Politics & Polls #28: The Women’s March on Washington with Katha Pollitt

Jan 26 2017
By Julian Zelizer & Sam Wang (Produced by B. Rose Kelly and Edited by Bonelys Rosado)
Source Woodrow Wilson School

Hailed as one of the largest protests in American history, the Women’s March on Washington gathered hundreds of thousands of people in the district and millions in sister marches across the world.

Held just a day after President Donald Trump’s inauguration, the protest was an opportunity for Americans to bring gender and reproductive rights to the forefront, an issue many feel is under threat by a Trump administration. 
In this episode of Politics & Polls, professors Julian Zelizer and Sam Wang discuss the march and reproductive rights with Katha Pollitt, a columnist for The Nation. Pollitt’s column, “Subject to Debate” has been cited as “the best place to go for original thinking on the left.”
​Pollitt is an American feminist poet, essayist and critic. In 2007 Random House published her collection of personal essays, “Learning to Drive and Other Life Stories.” Her most recent book is “Pro: Reclaiming Abortion Rights,” which The New York Times listed as a Notable Book of 2014. Pollitt has also written essays and book reviews for The New Yorker, The Atlantic, The New Republic, Harper’s, Ms., Glamour, Mother Jones, The New York Times and the London Review of Books.

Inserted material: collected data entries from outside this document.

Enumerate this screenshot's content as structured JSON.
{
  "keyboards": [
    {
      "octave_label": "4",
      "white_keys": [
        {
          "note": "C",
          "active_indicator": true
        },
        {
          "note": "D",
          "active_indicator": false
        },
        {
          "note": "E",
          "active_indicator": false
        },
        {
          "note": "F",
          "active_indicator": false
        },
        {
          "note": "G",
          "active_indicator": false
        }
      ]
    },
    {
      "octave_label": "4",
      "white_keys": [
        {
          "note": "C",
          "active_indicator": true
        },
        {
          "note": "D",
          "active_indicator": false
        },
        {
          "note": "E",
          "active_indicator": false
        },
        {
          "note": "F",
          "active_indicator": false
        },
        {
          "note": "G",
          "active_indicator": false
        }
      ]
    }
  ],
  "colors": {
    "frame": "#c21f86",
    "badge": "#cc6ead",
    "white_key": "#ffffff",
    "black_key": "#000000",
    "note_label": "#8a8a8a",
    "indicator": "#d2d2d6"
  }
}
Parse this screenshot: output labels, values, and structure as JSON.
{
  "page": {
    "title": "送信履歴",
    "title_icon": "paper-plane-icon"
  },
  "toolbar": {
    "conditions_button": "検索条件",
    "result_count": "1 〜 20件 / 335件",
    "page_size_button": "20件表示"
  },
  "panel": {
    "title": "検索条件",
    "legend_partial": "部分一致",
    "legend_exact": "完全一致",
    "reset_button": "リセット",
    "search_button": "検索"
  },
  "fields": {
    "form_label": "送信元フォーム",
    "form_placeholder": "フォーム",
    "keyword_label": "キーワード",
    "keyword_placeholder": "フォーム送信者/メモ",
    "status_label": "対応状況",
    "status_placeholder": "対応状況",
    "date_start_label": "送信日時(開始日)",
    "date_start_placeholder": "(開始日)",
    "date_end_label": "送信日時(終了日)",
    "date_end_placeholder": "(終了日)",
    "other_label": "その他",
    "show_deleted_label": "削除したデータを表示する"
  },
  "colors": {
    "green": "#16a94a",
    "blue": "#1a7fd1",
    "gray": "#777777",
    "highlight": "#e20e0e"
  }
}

Zelizer is the Malcolm Stevenson Forbes, Class of 1941 
Professor of History and Public Affairs at Princeton University's Woodrow Wilson School of Public and International Affairs. He has been one of the pioneers in the revival of American political history. He is the author of several books including, most recently, "The Fierce Urgency of Now: Lyndon Johnson, Congress, and the Battle for the Great Society." Zelizer is a frequent commentator in the international and national media on political history and contemporary politics. He has published more than 600 hundred op-eds, including his weekly column on CNN.com

Wang is professor of neuroscience and molecular biology at Princeton University. He is known for his books "Welcome to Your Brain" and "Welcome to Your Child's Brain" and for his founding role at the Princeton Election Consortium, a blog providing U.S. election analyses. In 2004, Wang was one of the first to aggregate U.S. presidential polls using probabilistic methods. He has also developed new statistical standards for partisan gerrymandering. A neuroscientist, Wang's academic research focuses on the neuroscience of learning, the cerebellum and autism.